Le savoir est le pouvoir, cette vieille maxime me trotte dans la tête alors que je mets les pieds pour la première fois depuis des années dans les ruines de mon enfance. Le pouvoir est le pouvoir, il n’y pas de meilleure règle à connaître. La personne qui pense que la plume est plus forte que l’épée remet beaucoup de choses en perspectives quand il a vingt centimètre de fer planté dans le bide. Sachant ce que nous allions devoir affronter, ignorant ce que nous allions découvrir, je ne peux qu’approuver plus que jamais la lucidité des quatre jeunes personnes sous le choc qui ont prêté serment de devenir forts ensemble, en apportant par chacun une pierre complémentaire à poser sur la route de notre destin. Le pouvoir a bien des visages et face à ces monstres, il aura ceux de quatre amis, frères de coeur, déterminés et concentrés.

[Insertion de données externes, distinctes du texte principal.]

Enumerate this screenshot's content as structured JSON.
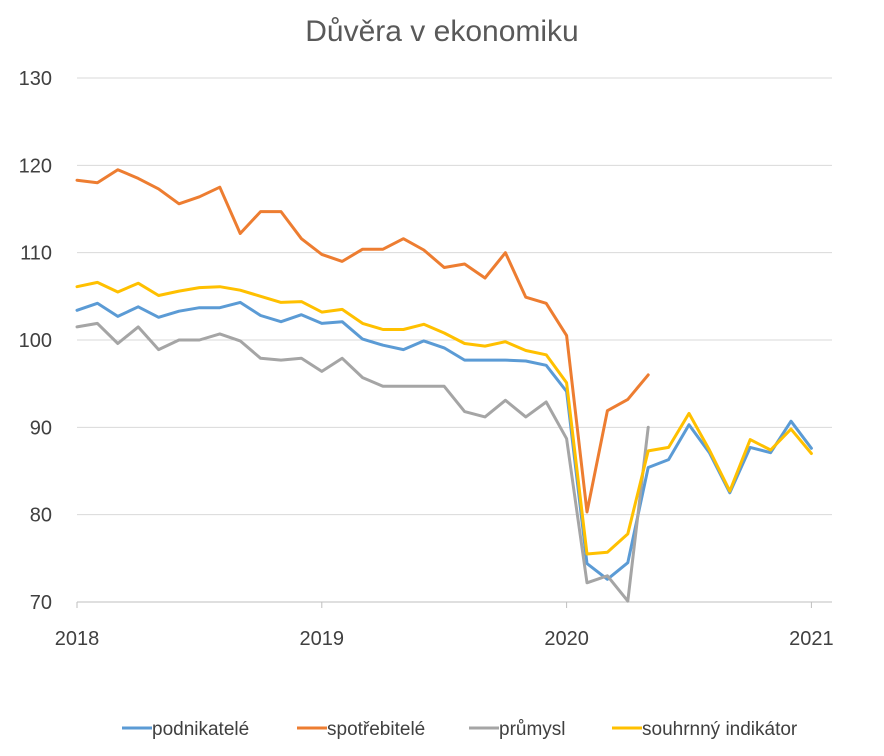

J’arrête mon cheval à l’entrée de ce qu’il reste de notre passé, les superstitions ayant encore assez la vie dur dans les régions reculées pour que personne n’y reconstruise quoi que ce soit. Un village fantôme, à moitié détruit, probablement hanté pour ce que j’en sais, il mérite de l’être en tout cas. J’attache mon compagnon de route à un arbre non loin et pénètre dans la grande rue, du moins l'appelaient-on comme ça gamins. Je nous revois en train de la descendre en rigolant, poursuivis par un cri colérique bien connu …
“Bande de vauriens ! Revenez ici tout de suite !
_ Désolé M’sieur Cartis ! On vous jure qu’c’était un accident, criais-je sans réussir à contenir un rire bien plus accusateur et sincère que mes propos.
_ P’tit couillon ! Je m’en vais l’dire à ta mère, tu verras la correction que tu vas prendre !
_ Ho ? Quelle correction va prendre mon fils ?”
Je m’arrêtai net face à la femme sortant tout juste d’un coin de maison. Elle portait son arc en bandoulière et tenait plusieurs lapins dans sa main. Elle avait les yeux gris rieurs que son fils avait hérité et affichait toujours une sorte de fierté et assurance sereine.
“Ho ! B’jour mère !
_ Pas de mère avec moi, je connais tes paroles mon fils. Rak, je te croyais plus raisonnable et mûr que mon fils.
_ C’est arrivé vite m’dame, je suis désolé. Rak baissa les yeux, gêné et honteux.
_ Barett, même chose, je vous pensais tous les deux capable de tenir mon fils sur un chemin plus honorable.
_ C’est qu’il parle vite, déclama Barett, et des fois, on s’met à faire des choses avant de réaliser ce qu’on fait.
_ Vous êtes tous les deux de beaux menteurs avides des mêmes bêtises que mon fils.”
Elle soupira et se tourna vers les plus âgés du groupe, faisant un signe à Cartis le boulanger d’attendre un peu avant de parler, renforçant encore plus la rage déjà bouillonnante de celui-ci. Tout le village savait et s’amusait des colères du vieille homme, Dex vit dans le regard bien connu de sa mère une étincelle de malice contenue.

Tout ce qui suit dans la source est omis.